Исаак что-то быстро просчитал в уме и сказал:
— Наблюдаемой разницы не обнаружилось.
— Именно так. Гук был расстроен, но по пути домой придумал новый, более тонкий эксперимент, который так и не осуществил. Однако я о том, что мы тогда преуспели во многом, но потерпели крах в самом смелом из наших начинаний. Закончилась ли на этом натурфилософия? Отнюдь. Карьера Гука, Уилкинса или моя? Ни в коей мере. Напротив, это привело к их взлёту. Посему я не верю в апокалиптические предсказания касательно науки или общества. Хотя я тоже не сразу усвоил урок.

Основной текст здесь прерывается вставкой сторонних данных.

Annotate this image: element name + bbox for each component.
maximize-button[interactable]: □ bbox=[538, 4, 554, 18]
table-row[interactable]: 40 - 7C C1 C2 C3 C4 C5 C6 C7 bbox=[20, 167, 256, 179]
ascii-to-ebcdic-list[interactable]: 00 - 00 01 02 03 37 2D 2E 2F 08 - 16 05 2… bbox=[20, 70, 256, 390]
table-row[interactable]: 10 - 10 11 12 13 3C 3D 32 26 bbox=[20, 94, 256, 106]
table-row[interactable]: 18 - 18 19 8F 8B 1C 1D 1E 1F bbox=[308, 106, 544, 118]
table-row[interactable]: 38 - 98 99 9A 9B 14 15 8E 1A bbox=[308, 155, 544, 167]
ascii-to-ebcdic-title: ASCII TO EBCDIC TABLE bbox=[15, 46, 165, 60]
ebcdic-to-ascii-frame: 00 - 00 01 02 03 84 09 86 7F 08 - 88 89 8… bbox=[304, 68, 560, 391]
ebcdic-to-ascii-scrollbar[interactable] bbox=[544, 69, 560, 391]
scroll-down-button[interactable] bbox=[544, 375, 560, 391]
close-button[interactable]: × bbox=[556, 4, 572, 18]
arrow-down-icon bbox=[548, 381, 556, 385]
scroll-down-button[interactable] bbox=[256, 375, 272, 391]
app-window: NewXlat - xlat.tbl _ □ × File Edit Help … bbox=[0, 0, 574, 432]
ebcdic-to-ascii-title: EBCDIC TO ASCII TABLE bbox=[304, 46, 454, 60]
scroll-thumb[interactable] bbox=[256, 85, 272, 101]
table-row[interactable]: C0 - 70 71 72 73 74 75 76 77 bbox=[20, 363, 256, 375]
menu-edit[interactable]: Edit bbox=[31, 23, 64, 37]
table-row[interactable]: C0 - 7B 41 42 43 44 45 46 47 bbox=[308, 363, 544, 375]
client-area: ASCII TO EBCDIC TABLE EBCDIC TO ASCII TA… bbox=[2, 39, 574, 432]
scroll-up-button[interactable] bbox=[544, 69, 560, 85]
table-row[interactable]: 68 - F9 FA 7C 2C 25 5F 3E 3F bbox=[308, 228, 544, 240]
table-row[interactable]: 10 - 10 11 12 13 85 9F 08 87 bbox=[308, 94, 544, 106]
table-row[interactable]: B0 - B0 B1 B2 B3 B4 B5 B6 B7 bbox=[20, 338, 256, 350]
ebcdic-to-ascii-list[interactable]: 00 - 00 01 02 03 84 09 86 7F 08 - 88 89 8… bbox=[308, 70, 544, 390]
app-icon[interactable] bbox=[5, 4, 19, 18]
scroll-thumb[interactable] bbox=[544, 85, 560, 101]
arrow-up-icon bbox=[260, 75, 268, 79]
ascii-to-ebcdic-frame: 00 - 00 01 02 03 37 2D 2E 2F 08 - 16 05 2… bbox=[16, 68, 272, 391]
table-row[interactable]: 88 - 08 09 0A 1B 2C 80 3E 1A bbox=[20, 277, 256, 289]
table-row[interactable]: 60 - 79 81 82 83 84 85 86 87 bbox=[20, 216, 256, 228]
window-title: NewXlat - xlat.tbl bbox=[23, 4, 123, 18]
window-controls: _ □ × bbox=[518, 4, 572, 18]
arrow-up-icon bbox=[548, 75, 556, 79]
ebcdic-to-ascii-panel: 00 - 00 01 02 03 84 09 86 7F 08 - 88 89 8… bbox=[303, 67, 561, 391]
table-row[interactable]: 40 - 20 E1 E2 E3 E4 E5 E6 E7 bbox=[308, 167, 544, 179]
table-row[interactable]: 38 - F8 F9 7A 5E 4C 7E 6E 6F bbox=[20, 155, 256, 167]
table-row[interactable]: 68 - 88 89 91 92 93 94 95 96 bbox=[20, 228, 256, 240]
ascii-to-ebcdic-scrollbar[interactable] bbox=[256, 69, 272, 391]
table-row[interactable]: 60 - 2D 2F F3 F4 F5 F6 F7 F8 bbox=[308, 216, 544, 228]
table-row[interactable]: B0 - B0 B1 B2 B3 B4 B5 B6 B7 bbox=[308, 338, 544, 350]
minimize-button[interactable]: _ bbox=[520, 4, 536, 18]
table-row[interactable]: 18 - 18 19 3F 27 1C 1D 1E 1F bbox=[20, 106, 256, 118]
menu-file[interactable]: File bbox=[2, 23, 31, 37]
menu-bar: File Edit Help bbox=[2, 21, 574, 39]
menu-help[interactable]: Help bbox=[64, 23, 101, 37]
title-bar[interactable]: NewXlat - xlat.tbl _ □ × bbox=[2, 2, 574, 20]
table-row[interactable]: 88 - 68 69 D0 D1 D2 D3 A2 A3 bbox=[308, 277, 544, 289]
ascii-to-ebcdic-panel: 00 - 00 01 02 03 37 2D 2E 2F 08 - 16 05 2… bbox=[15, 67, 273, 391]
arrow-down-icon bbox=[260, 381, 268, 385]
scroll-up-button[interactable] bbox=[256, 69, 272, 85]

Например, я ждал, что Славная революция всё преобразит, теперь же вижу, что кавалеров и круглоголовых сменили тори и виги, а война продолжается.
— И вы намерены провести некую параллель между неудачами Гука и перспективами нашего совместного труда? — с натужной весёлостью проговорил Фатио. — Полагаю, вы приспешничаете Лейбницу. Вот по крайней мере достойный оппонент! Он придумал анализ бесконечно малых позже нас с Исааком, но он хотя бы знает, что это такое! А ваш Гук — не более чем грязный эмпирик!
— Я приспешничаю Исааку Ньютону, моему другу на протяжении тридцати лет. Я страшусь за него, ибо вижу, что идеи его касательно натурфилософии и себя самого ошибочны. Он настолько выше нас всех, что уверился, будто несёт на плечах некое судьбоносное бремя и должен во что бы то ни стало привести натурфилософию к некой конечной точке омега. Его поддерживают в этом заблуждении некие льстивые прихлебатели.
— Вы хотите его вернуть! Вы хотите, чтобы Исаак отказался от решения, принятого в Троицын день 1662-го!
— Нет. Я хочу, чтобы он повторил то же решение относительно вас, Фатио. Он отстранился от меня в шестьдесят втором. От Лейбница — в семьдесят седьмом. Теперь девяносто третий, и решается ваша участь.
— Я знаю всё, что произошло в шестьдесят втором и семьдесят седьмом. Исаак мне рассказал. Однако у нас всё иначе. Это настоящая, долгая, взаимная симпатия.
— Здесь вы правы, Николя, — сказал Исаак. — Однако вы не поняли. Даниель подводит разговор к совершенно иному.
— Что интересного может сказать мистер Уотерхауз? Он — писарь, секретарь.
— Довольно оскорблять Даниеля, — остановил его Исаак. — Он оказал нам любезность, подумав о нашем будущем, о котором мы сами не размышляли, будучи уверены в успехе. Однако Даниель прав. Мы потерпели неудачу. Наш линь недостаточно длинен, чтобы измерить глубины, на которые мы вышли. Надо остановиться и начать всё сначала. Нам потребуются время и деньги.
— Исаак, — сказал Даниель, — два или три года назад, прежде чем приступить к Великому деланию, которое только что завершилось, вы наводили справки у Пеписа, Роджера Комстока и других касательно места в Лондоне. С тех пор Тринити-колледж обеднел ещё больше и явно не способен давать надёжный доход. Я предлагаю вам Монетный двор.
Все в молитвенном молчании ждали, пока Исаак обдумает предложение.
— В обычных обстоятельствах должность эта не представляла бы интереса, — сказал он. — Однако Комсток в письмах туманно намекает на Великую перечеканку.
— Она станет вашим Великим деланием. И я не шучу. Ибо, возможно, это единственный способ извлечь философскую ртуть.
— Почему вы так говорите?
— Гук не нашёл закон обратных квадратов в колодце, потому что тот был недостаточно глубок для его целей и для его оборудования. Возможно, вы по той же причине не можете выделить философскую ртуть из золота.